Monitoring schemes contributing their data to PECBMS are based on sampling, i.e. population indices and other results are inferred from a sample of sites distributed across a country. The selection of sampling plots (sites) determines how representative the results are.
The most common methods to select sample plots in generic breeding bird monitoring schemes are free choice, systematic selection, stratified random selection and random selection. Definitions according to Sutherland et al. (2004).
Free choice was the common method in older schemes, but nowadays most of these schemes have been replaced with schemes with some element of randomization. Stratified random selection is the prevalent method of newly established monitoring schemes in Europe.
In 9 countries a scheme with free choice was in place by 2008. In four of them, the old schemes with free choice have been replaced by new schemes using stratified random or systematic choice of sampling sites; these new schemes are combined with data from the old schemes. Improvements in scheme design are ongoing in two other countries. In the Netherlands post-stratification and weighting has been used as the method to reduce potential bias (Van Turnhout et al., 2008). Czech Republic coordinators analyzed the main habitats and their coverage by the monitoring, and discovered that only urban habitats are slightly oversampled; important bias is unlikely. Nevertheless, improvements in the sampling design are planned here too.
There are only three schemes where potential bias needs to be addressed better. They will be focus of further efforts to improve sampling design in the near future.
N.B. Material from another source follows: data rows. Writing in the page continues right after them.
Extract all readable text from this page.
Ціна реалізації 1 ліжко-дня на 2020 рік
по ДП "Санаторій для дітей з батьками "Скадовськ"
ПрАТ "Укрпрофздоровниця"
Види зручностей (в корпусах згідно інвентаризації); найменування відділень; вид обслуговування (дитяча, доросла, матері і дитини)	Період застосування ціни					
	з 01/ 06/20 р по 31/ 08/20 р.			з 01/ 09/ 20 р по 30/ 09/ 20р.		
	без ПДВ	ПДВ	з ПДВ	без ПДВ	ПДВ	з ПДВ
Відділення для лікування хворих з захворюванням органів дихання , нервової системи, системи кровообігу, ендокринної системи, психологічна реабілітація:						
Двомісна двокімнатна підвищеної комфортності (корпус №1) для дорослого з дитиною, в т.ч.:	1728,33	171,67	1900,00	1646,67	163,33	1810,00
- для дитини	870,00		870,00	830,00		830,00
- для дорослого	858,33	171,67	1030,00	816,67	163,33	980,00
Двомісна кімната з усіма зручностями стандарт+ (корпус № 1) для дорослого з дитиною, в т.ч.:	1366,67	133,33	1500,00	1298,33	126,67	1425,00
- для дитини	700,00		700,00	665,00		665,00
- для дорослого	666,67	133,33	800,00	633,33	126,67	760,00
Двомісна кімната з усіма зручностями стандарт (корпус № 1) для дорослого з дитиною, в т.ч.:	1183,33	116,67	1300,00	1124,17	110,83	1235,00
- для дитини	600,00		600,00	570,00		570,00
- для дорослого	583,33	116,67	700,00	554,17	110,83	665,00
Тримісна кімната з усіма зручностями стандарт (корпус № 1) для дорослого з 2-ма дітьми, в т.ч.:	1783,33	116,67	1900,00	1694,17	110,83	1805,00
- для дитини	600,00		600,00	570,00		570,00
All in all, thanks to the improvements in plot selection and increased rigour that have been applied, we believe that bias which could affect results at the European level is unlikely.
Information on selection of sample plots in national monitoring schemes can be found in Common bird monitoring schemes in Europe.
For more details on sampling strategy see Best Practice Guide(Voříšek et al., 2008) or standard textbooks on monitoring (e.g. Bibby et al., 2000; Sutherland et al., 2004; Sutherland, 2006).